[LapSRN 리뷰] Deep Laplacian Pyramid Networks for Fast and Accurate Super-Resolution (CVPR 17)

Notice

Recent Posts

Recent Comments

Today

Total

작심삼일

[LapSRN 리뷰] Deep Laplacian Pyramid Networks for Fast and Accurate Super-Resolution (CVPR 17) 본문

Deep Learning/Image Enhancement

[LapSRN 리뷰] Deep Laplacian Pyramid Networks for Fast and Accurate Super-Resolution (CVPR 17)

yun_s 2021. 7. 9. 10:37

728x90

My Summary & Opinion

Vision 분야에 Deep learning이 사용되기 전에는 알고리즘적인 다양한 방법들이 존재했다.

Laplacian pyramid가 그중 하나이다.

이전까지의 CNN 모델들은 단순히 층을 쌓는 등의 network 단에서의 성능 향상을 꾀했다면, 이 논문은 Laplacian pyramid의 구조를 본떠서 네트워크 구조를 설계했다.

영상처리를 전공한 입장에서는 친숙한 구조를 네트워크에 녹여냈다는 사실에 반가운 논문이었고, 이런 식으로 다른 vision 알고리즘을 적용하는 논문들이 앞으로 나올 것이라 예상된다.

Introduction

딥러닝을 사용해 SR을 하기 위해 SRCNN이 나왔고, 더 깊은 네트워크를 쌓는 등의 방식으로 발전해왔다.

하지만 이런 방법들은 크게 세 가지 문제가 있다.

첫째, 현존하는 방법들은 bicubic interpolation 등을 사용해 미리 upsampling 한다.

이 과정은 불필요한 계산을 하게하고, reconstruction artifact를 생성한다.

둘째, 현존하는 방법들은 $l_2$ loss를 사용한다.

$l_2$ loss를 사용하면 복원된 HR 이미지들은 overly-smooth 되며 그 결과는 human visual perception에 멀다.

마지막으로, 대부분의 방법들은 한 번만 upsampling을 진행해 $8 \times$와 같은 large scaling factor에 대해서는 학습하기가 어렵다.

위의 세 가지 단점을 해결하기 위해 Laplacian Pyramid Super-Resolution Network (LapSRN)을 제안한다.

제안하는 방법은 기존의 방법보다 정확성, 속도, progressive reconstruction의 세 가지 측면에서 뛰어나다.

Deep Laplacian Pyramid Network for SR

1. Network Architecture

제안하는 모델은 LR이미지를 upscale한 것이 아닌 LR 이미지 그대로를 입력으로 받아서 $\log_2S$단계로 점진적으로 residual을 예측한다.

Feature Extraction

$s$ level에서 feature extraction은 $d$ conv layers와 upscaling을 위한 transposed conv layer 한 개로 이루어져 있다.

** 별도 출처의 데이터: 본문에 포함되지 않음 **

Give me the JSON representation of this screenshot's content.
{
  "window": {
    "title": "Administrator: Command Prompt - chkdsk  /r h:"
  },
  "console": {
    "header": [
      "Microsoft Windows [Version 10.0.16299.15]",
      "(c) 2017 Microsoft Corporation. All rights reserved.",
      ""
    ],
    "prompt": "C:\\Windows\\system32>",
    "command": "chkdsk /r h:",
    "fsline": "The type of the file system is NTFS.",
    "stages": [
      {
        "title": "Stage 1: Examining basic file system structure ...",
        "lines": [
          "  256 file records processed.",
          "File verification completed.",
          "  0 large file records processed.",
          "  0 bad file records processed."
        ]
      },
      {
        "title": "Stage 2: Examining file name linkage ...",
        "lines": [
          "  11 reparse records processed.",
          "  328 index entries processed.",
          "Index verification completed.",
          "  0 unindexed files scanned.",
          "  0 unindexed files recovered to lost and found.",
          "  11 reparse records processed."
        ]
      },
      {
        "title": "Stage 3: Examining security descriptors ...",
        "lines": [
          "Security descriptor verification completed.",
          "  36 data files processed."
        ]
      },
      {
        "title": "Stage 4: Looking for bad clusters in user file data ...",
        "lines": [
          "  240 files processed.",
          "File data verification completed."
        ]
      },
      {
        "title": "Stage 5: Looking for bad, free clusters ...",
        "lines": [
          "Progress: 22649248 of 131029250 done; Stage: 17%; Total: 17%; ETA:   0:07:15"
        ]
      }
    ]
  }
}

각 transposed conv layer의 output은 두 층으로 연결된다: 1) level $s$에서 residual image의 복원을 위한 conv layer, 2) finer level $s+1$에서 feature를 추출하기 위한 conv layer

여기서 중요한 것은, coarse resolution에서 feature extraction을 진행하고 fine resolution에서 feature map을 만든다는 것이다.

이는 현존하는 네트워크들이 fine resolution에서 feature extraction을 진행하고 feature map을 만드는 것과 상반된다.

그로 인해 계산량을 줄일 수 있다.

Image reconstruction

level $s$에서 input image는 transposed conv layer로 2배 크기로 upsampling 된다.

Upscale 된 이미지는 feature extraction 단에서 예측된 residual image와 합쳐진다.

2. Loss function

제안하는 네트워크에서는 모든 level $s$에 대해서 각각 loss function이 존재한다.

$L(\hat{y}, y; \theta) = {1 \over N} \displaystyle \sum ^N_{i=1} \sum ^L_{s=1} \rho (\hat{y_s}^{(i)}-y_s^{(i)}) = {1 \over N} \displaystyle \sum ^N_{i=1} \sum ^L_{s=1} \rho ((\hat{y_s}^{(i)} - x_s^{(i)}) - r_s^{(i)})$

$r_s$: residual image at level $s$

3. Implementation and training details

모든 conv layer는 $3 \times 3$의 64 filters를 사용했다.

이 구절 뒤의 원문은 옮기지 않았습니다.